Al visitante le gustan los monos con sus diferentes grados de parentesco porque dan juego en el zoo y sus animaladas resultan vagamente familiares.
Hay dos drils a la vista. Uno, con aspecto joven, está agitado y va de cuerda en cuerda sin ton ni son mientras que el otro, cabezón y reposado, más corpulento, se rasca un pie, concentrado. El dril activo se le va aproximando y se diría que reclama atención.
La escena es deliciosa y recuerda aquellas visitas escolares al zoo cuyo principal atractivo era confirmar prejuicios o ensoñar Borneo, Kenia o la estepa de Mongolia: ¿nos escupirá una llama andina? ¿Rugirá el león? ¿Se zamparán los macacos el trozo de pan que, a espaldas de los profesores, arrojábamos?
Los animales eran impre-
visibles, parecían fieras y eso daba una dimensión emocionante
al recinto del zoo de Barcelona.
El dril joven se acerca al dril cabezón hasta interferir en su pedicura. Con un gesto enérgico y sin rastro de aspavientos superfluos, el dril veterano agarra el miembro viril del saltimbanqui.
El visitante duda de si es cierto lo que cree ver y las risas de una pareja italiana confirman que así es: lo ha agarrado por el pito con un resultado muy efectivo porque se aleja y el dril cabezón puede seguir rascándose. Efectivamente, “los driles son parientes próximos de los mandriles”. Sus cuñados...
Detrás, subiendo una rampa, están los buitres. Ni modo. Los buitres repelen porque llevan en sus alas y en su pico un anuncio invisible: Raskayú, cuando mueras que harás tú, tú seras un cadáver nada más...
A la derecha queda la Dama del Paraguas. Si alguien preguntase a los barceloneses “¿cuáles son sus estatuas preferidas de Barcelona?”, la Dama del Paraguas del zoo quedaría entre las primeras. Si fuésemos capital de un Estado, tendríamos más estatuas de grandes hombres a caballo y con sable pero hay que conformarse con esta figura amable y afrancesada, que se ubica en un entorno que entristece: el hombre que espera esta dama delicada con paraguas contra el sol nunca llegará a la cita. Y la dama del paraguas está –así me parece– más sola que nunca.
El delfinario permanece cerrado con una valla metálica y transmite el mismo vacío que las grandes avenidas soviéticas de Minsk, Bucarest o Kíev. Queda, sin embargo, un recuerdo vintage: una escultura de un delfín, obra del artista Saperas, encajonada entre cachivaches allá donde está el Aquarama, símbolo de la expansión en los años sesenta del zoo.

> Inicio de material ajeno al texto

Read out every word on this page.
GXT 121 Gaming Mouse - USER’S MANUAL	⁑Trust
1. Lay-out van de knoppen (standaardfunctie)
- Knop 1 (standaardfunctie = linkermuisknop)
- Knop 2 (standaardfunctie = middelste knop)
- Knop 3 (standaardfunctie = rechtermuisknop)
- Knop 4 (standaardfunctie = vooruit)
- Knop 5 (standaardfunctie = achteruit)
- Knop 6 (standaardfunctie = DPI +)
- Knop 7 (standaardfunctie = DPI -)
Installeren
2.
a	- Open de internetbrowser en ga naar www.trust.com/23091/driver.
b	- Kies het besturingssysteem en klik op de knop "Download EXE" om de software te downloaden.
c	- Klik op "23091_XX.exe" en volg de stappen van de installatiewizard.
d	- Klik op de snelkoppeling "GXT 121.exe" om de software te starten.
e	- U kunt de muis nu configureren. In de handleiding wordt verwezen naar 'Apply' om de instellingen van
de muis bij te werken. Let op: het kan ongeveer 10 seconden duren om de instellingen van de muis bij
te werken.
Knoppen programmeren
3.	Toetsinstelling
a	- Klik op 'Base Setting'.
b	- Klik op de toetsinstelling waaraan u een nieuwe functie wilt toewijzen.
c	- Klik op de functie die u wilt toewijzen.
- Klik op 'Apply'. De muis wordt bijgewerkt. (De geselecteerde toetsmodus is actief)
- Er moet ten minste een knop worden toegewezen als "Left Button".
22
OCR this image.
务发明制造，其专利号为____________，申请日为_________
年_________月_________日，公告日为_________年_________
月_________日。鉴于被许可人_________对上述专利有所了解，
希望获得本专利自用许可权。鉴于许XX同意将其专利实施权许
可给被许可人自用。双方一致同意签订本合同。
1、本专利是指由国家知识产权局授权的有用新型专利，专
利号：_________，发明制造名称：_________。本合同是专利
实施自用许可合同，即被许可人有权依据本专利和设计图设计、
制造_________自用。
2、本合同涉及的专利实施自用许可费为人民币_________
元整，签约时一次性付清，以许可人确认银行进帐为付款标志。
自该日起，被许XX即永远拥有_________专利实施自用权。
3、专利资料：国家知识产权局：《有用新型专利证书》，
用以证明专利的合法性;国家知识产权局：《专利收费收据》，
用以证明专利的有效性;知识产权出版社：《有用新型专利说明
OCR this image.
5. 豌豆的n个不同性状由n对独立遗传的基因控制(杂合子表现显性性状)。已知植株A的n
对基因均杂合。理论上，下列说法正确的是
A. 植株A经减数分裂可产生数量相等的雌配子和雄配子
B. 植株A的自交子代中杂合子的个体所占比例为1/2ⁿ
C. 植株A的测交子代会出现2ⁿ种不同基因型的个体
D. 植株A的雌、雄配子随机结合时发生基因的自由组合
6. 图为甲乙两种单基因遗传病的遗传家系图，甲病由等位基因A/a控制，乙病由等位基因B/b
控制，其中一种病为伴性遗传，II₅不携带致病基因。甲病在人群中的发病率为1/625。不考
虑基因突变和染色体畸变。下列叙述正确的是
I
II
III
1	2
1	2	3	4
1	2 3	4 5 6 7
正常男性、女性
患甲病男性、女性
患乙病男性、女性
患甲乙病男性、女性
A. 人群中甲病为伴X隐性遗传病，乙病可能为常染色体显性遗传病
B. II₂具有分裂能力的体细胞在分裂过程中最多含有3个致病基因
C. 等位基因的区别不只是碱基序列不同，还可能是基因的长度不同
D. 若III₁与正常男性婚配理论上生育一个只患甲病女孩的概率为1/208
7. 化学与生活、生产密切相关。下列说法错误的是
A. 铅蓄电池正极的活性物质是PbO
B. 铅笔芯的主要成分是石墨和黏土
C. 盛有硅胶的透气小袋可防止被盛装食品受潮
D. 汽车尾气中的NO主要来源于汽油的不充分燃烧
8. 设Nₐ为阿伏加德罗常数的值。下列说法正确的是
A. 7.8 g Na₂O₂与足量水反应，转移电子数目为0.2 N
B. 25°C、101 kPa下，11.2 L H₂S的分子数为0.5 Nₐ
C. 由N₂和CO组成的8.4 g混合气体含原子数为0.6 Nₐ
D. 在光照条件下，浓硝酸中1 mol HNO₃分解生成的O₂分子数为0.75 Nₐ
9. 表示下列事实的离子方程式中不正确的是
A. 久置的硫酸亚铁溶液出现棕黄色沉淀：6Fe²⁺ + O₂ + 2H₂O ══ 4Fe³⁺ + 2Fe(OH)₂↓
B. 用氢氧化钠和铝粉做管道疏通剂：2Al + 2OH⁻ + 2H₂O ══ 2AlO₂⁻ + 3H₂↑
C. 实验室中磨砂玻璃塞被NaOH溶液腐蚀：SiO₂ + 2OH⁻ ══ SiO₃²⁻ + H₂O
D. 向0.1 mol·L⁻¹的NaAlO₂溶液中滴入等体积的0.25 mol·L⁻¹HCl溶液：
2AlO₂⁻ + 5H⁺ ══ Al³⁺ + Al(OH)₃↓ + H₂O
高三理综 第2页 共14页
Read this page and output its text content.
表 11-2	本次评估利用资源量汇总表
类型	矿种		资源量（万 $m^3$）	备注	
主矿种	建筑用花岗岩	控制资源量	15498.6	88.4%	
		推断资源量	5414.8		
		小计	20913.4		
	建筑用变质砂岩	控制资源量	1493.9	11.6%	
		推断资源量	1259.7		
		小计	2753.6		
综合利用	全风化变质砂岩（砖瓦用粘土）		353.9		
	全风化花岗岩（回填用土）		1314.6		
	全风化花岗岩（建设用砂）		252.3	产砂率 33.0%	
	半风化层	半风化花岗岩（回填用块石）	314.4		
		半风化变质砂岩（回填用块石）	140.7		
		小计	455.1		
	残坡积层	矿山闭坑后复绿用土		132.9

El antiguo delfinario evoca el vacío de las grandes avenidas de Minsk o Bucarest
Hay cintas de plástico, muchas a lo largo del recinto, que prohíben el paso, como sucede en los lugares donde se ha cometido un delito. Nunca sabremos si llevan semanas, meses o años, esperando a que el Ayuntamiento de Barcelona levante el cadáver de aquel zoo, sin futuro.
–Yo soy animalista y vegana... pero los niños son muy pequeños y disfrutan aunque es muy triste.
Los niños tienen cinco años y montan algarabía al acercarse a los vidrios que les separan de los dragones de Komodo, Indonesia. El visitante sólo ha preguntado una obviedad –¿visita escolar?– y la profesora le ha correspondido: es animalista y no por la gracia
de Dios sino porque es animalista y lo avanza con orgullo antes de dar su coartada: si no fuera porque son niños de cinco años, no estaríamos aquí porque disfru-tar viendo animales es impropio.
–Es muy triste.
La profesora animalista y vegana se despide así porque los niños no paran de expresar su alborozo ante cada animal.
El zoo de Barcelona siempre ha sacado lo peor de nosotros. Sólo hay que ver los carteles, numerosos, que prohíben al visitante determinados comportamientos.
“No den golpes a los cristales”. “No den comida a los animales”. “Animal peligroso, no pasar la mano”. Hay un cartel que va más allá en las advertencias porque habla en nombre de los chimpancés: “No nos grites. No nos gusta”.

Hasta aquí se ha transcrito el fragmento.